Autoscaling
DocsScalingAutoscaling

Autoscaling

Automatically scale your service up and down based on CPU utilization, memory pressure, or request rate, without manual intervention.

Chart showing traffic spike, replica count scaling up, and hourly spend cap line
Replicas scale with load; optional spend caps prevent runaway bills during traffic spikes.

Enabling autoscaling

Navigate to your service, click Scaling in the left menu, then toggle Autoscaling to ON. Configure the minimum replicas, maximum replicas, and the metric thresholds that trigger scaling.

Scaling metrics

MetricDefault thresholdPlans
CPU utilization70% of limitStarter+
Memory utilization80% of limitStarter+
Request rate (RPS)CustomEnterprise

CPU-based autoscaling

The most common scaling metric. When average CPU utilization across all replicas exceeds the threshold (default: 70% of the CPU limit), StackBlaze adds a new replica. CPU is a good proxy for request load on compute-bound services.

Memory-based autoscaling

Useful for services where memory usage correlates with load, for example, services that cache data per-request or maintain large in-memory state. The threshold is expressed as a percentage of the configured memory limit.

Memory autoscaling caveat

Memory is not released as quickly as CPU, some runtimes (especially JVM-based apps and Node.js) don't aggressively garbage collect. A memory autoscaling trigger may cause scale-ups that aren't necessary. Monitor your service's memory pattern before relying on memory-based autoscaling alone.

Request rate (Enterprise)

Scale based on requests per second (RPS) per replica. This is the most direct measure of load for web services. Set a target RPS per replica and StackBlaze will maintain that ratio by adjusting replica count.

Scaling behavior

Scale-up

When a metric threshold is breached, StackBlaze evaluates the violation for up to 30 seconds before triggering a scale-up. This prevents brief spikes from causing unnecessary scaling events. Once triggered, a new pod is started and added to the load balancer as soon as its readiness probe passes.

Scale-down (conservative)

Scale-down is deliberately conservative. StackBlaze waits for all metrics to remain below their thresholds for 5 minutes before reducing replica count. This stabilization window prevents thrashing, the rapid alternation between scaling up and down that can occur if scale-down happens too quickly after a spike.

Min and max replicas

Always configure both a minimum and maximum:

  • Minimum replicas: the floor. Your service will never scale below this count, even at zero traffic. Set to at least 1 to avoid cold starts. Set to 2+ for high-availability production services.
  • Maximum replicas: the ceiling. Protects against runaway scaling caused by a traffic spike, a bug, or a DDoS. Set this to a value your database can handle (connection pool limits) and your budget can support.

Autoscaling and databases

When your service scales up, each new replica opens connections to your database. Ensure your database connection pool is configured correctly to handle the maximum replica count:

Database connection pool configuration
// Each replica opens up to 10 connections
// With max 5 replicas, the database receives up to 50 connections
import { Pool } from 'pg'

const pool = new Pool({
  connectionString: process.env.DATABASE_URL,
  max: 10,            // connections per replica
  idleTimeoutMillis: 30_000,
  connectionTimeoutMillis: 5_000,
})

Tip, use a connection pooler

For PostgreSQL, consider enabling PgBouncer (available as an add-on on Pro+) to pool connections between your service replicas and the database. With connection pooling, 50 service replicas can share a small number of actual database connections, avoiding connection exhaustion.

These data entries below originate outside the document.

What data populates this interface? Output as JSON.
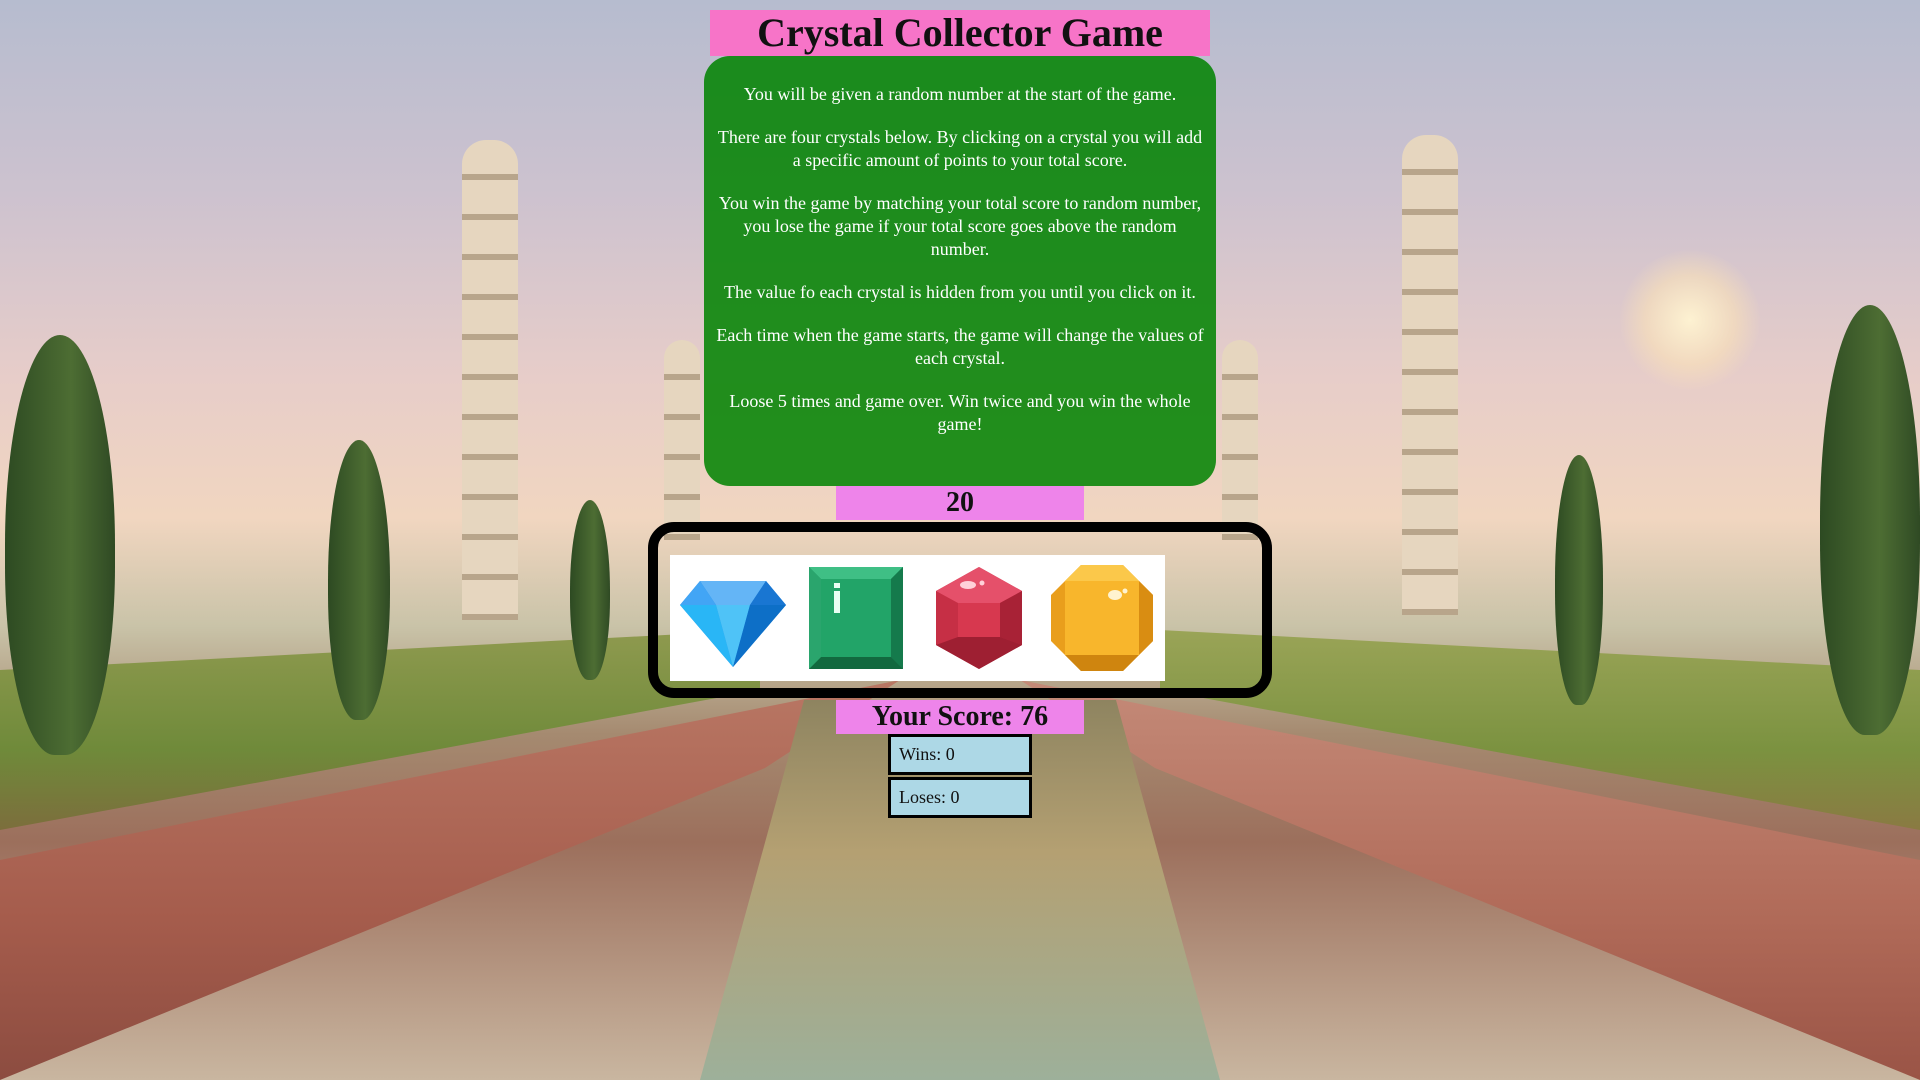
{
  "game": {
    "title": "Crystal Collector Game",
    "instructions": [
      "You will be given a random number at the start of the game.",
      "There are four crystals below. By clicking on a crystal you will add a specific amount of points to your total score.",
      "You win the game by matching your total score to random number, you lose the game if your total score goes above the random number.",
      "The value fo each crystal is hidden from you until you click on it.",
      "Each time when the game starts, the game will change the values of each crystal.",
      "Loose 5 times and game over. Win twice and you win the whole game!"
    ],
    "target_number": "20",
    "score_text": "Your Score: 76",
    "wins_text": "Wins: 0",
    "loses_text": "Loses: 0"
  },
  "crystals": [
    {
      "icon": "blue-diamond-icon",
      "color": "#2196e8"
    },
    {
      "icon": "green-emerald-icon",
      "color": "#1ea56b"
    },
    {
      "icon": "red-ruby-icon",
      "color": "#d7384f"
    },
    {
      "icon": "yellow-topaz-icon",
      "color": "#f8b62c"
    }
  ],
  "colors": {
    "title_bg": "#f774c8",
    "panel_bg": "#008200",
    "score_bg": "#ee84ea",
    "counter_bg": "#add8e6"
  }
}
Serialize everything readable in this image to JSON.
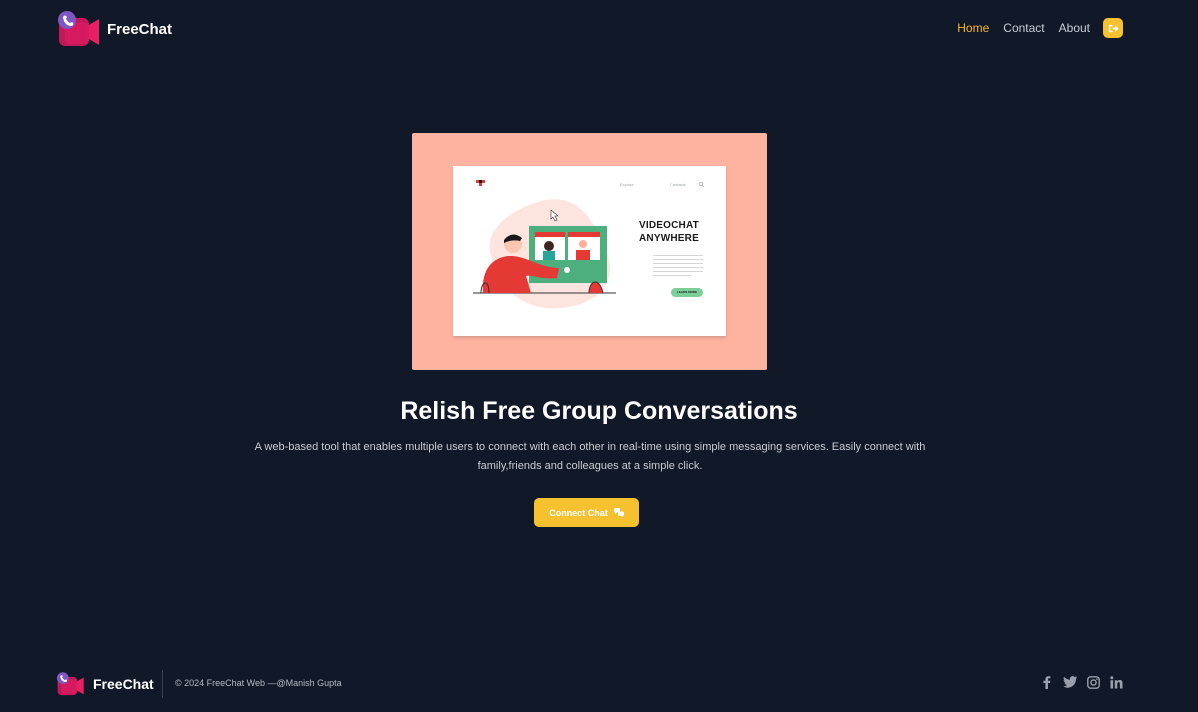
{
  "brand": {
    "name": "FreeChat",
    "logo_icon": "video-call-logo-icon"
  },
  "nav": {
    "items": [
      {
        "label": "Home",
        "active": true
      },
      {
        "label": "Contact",
        "active": false
      },
      {
        "label": "About",
        "active": false
      }
    ],
    "logout_icon": "sign-out-icon"
  },
  "hero": {
    "image": {
      "headline_line1": "VIDEOCHAT",
      "headline_line2": "ANYWHERE",
      "nav_explore": "Explore",
      "nav_contacts": "Contacts",
      "button": "LEARN MORE"
    },
    "title": "Relish Free Group Conversations",
    "description": "A web-based tool that enables multiple users to connect with each other in real-time using simple messaging services. Easily connect with family,friends and colleagues at a simple click.",
    "cta_label": "Connect Chat",
    "cta_icon": "chat-bubbles-icon"
  },
  "footer": {
    "brand": "FreeChat",
    "copyright": "© 2024 FreeChat Web —@Manish Gupta",
    "social": [
      "facebook-icon",
      "twitter-icon",
      "instagram-icon",
      "linkedin-icon"
    ]
  },
  "colors": {
    "background": "#111827",
    "accent": "#f5c12e",
    "active_nav": "#f5b82e",
    "hero_panel": "#feb2a0"
  }
}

Monitoring autoscaling events

Autoscaling events are logged in your service's Events tab. Each scale-up or scale-down event shows the metric that triggered it, the previous replica count, and the new count. Use the Metrics tab to correlate scaling events with CPU and memory graphs.

Under the hood

Autoscaling is powered by the Kubernetes HorizontalPodAutoscaler (HPA). The HPA controller runs on a 15-second reconciliation loop, comparing current metric values (from metrics-server) against the configured targets. The HPA uses a proportional algorithm: desiredReplicas = ceil(currentReplicas * (currentMetric / targetMetric)). The stabilization windows prevent oscillation.